CINÉMA

Le film culte : « Les tontons flingueurs » – Film policier à la française

Chaque mois, la rédaction de Maze revient sur des classiques du cinéma. Après l’incontournable Jetée de Chris Marker place à Georges Lautner et sa bande de truands dans les Tontons Flingueurs.

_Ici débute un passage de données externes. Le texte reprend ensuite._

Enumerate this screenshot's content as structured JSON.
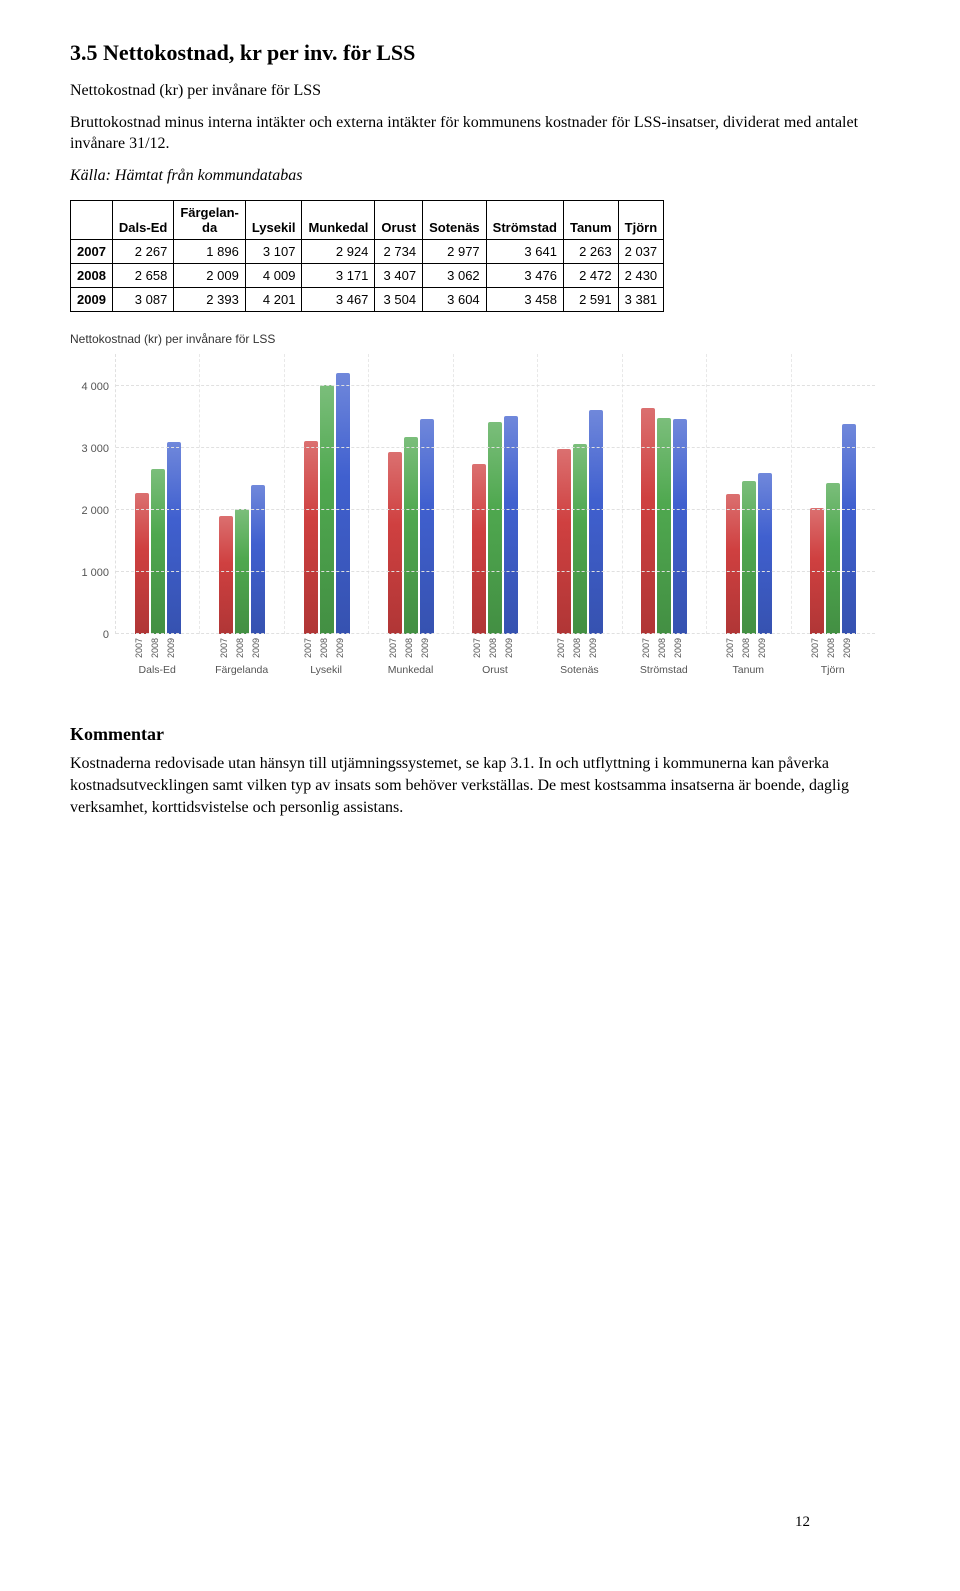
{
  "title": "3.5 Nettokostnad, kr per inv. för LSS",
  "intro": "Nettokostnad (kr) per invånare för LSS",
  "desc": "Bruttokostnad minus interna intäkter och externa intäkter för kommunens kostnader för LSS-insatser, dividerat med antalet invånare 31/12.",
  "source": "Källa: Hämtat från kommundatabas",
  "table": {
    "headers": [
      "Dals-Ed",
      "Färgelanda",
      "Lysekil",
      "Munkedal",
      "Orust",
      "Sotenäs",
      "Strömstad",
      "Tanum",
      "Tjörn"
    ],
    "rows": [
      {
        "year": "2007",
        "vals": [
          "2 267",
          "1 896",
          "3 107",
          "2 924",
          "2 734",
          "2 977",
          "3 641",
          "2 263",
          "2 037"
        ]
      },
      {
        "year": "2008",
        "vals": [
          "2 658",
          "2 009",
          "4 009",
          "3 171",
          "3 407",
          "3 062",
          "3 476",
          "2 472",
          "2 430"
        ]
      },
      {
        "year": "2009",
        "vals": [
          "3 087",
          "2 393",
          "4 201",
          "3 467",
          "3 504",
          "3 604",
          "3 458",
          "2 591",
          "3 381"
        ]
      }
    ]
  },
  "chart": {
    "title": "Nettokostnad (kr) per invånare för LSS",
    "ymax": 4500,
    "yticks": [
      0,
      1000,
      2000,
      3000,
      4000
    ],
    "colors": [
      "#cf4040",
      "#4fa84f",
      "#4060cf"
    ],
    "groups": [
      {
        "name": "Dals-Ed",
        "vals": [
          2267,
          2658,
          3087
        ]
      },
      {
        "name": "Färgelanda",
        "vals": [
          1896,
          2009,
          2393
        ]
      },
      {
        "name": "Lysekil",
        "vals": [
          3107,
          4009,
          4201
        ]
      },
      {
        "name": "Munkedal",
        "vals": [
          2924,
          3171,
          3467
        ]
      },
      {
        "name": "Orust",
        "vals": [
          2734,
          3407,
          3504
        ]
      },
      {
        "name": "Sotenäs",
        "vals": [
          2977,
          3062,
          3604
        ]
      },
      {
        "name": "Strömstad",
        "vals": [
          3641,
          3476,
          3458
        ]
      },
      {
        "name": "Tanum",
        "vals": [
          2263,
          2472,
          2591
        ]
      },
      {
        "name": "Tjörn",
        "vals": [
          2037,
          2430,
          3381
        ]
      }
    ],
    "years": [
      "2007",
      "2008",
      "2009"
    ],
    "plot_bg": "#ffffff",
    "grid_color": "#e0e0e0"
  },
  "sub_heading": "Kommentar",
  "comment": "Kostnaderna redovisade utan hänsyn till utjämningssystemet, se kap 3.1. In och utflyttning i kommunerna kan påverka kostnadsutvecklingen samt vilken typ av insats som behöver verkställas. De mest kostsamma insatserna är boende, daglig verksamhet, korttidsvistelse och personlig assistans.",
  "page_number": "12"
}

1963, Georges Lautner n’en est plus à son coup d’essai, mais il s’apprête tout de même à sortir son film culte. Celui qui l’a inscrit dans les cœurs d’un public fidèle qui n’a cessé de le célébrer à travers les années. En 2013, juste avant d’expirer son dernier souffle, il avait déjà pu revoir une dernière fois son film, au cinéma Gaumont de Toulouse pour une séance anniversaire spéciale, aux accents de mythe.

Un film noir 

Ici, le cher Fernand Naudin, interprété par le non moins fameux Lino Ventura, quitte sa petite ville de campagne, Montauban, pour Paris. Au chevet d’un de ses vieux amis, il découvre que celui-ci a décidé de lui léguer ses affaires comme la garde de sa fille. Décidé à rentrer au plus vite, Fernand souhaite tout faire pour se débarrasser de ce lourd héritage composé d’une distillerie, d’un bar et d’une maison close, qui le replonge dans son ancienne vie de gangster. Mais de fil en aiguille les embuscades et tentatives de meurtre répétées poussent Fernand à respecter les volontés de son ami, puisqu’il réalise que les anciens associés du Mexicain essaient de l’évincer.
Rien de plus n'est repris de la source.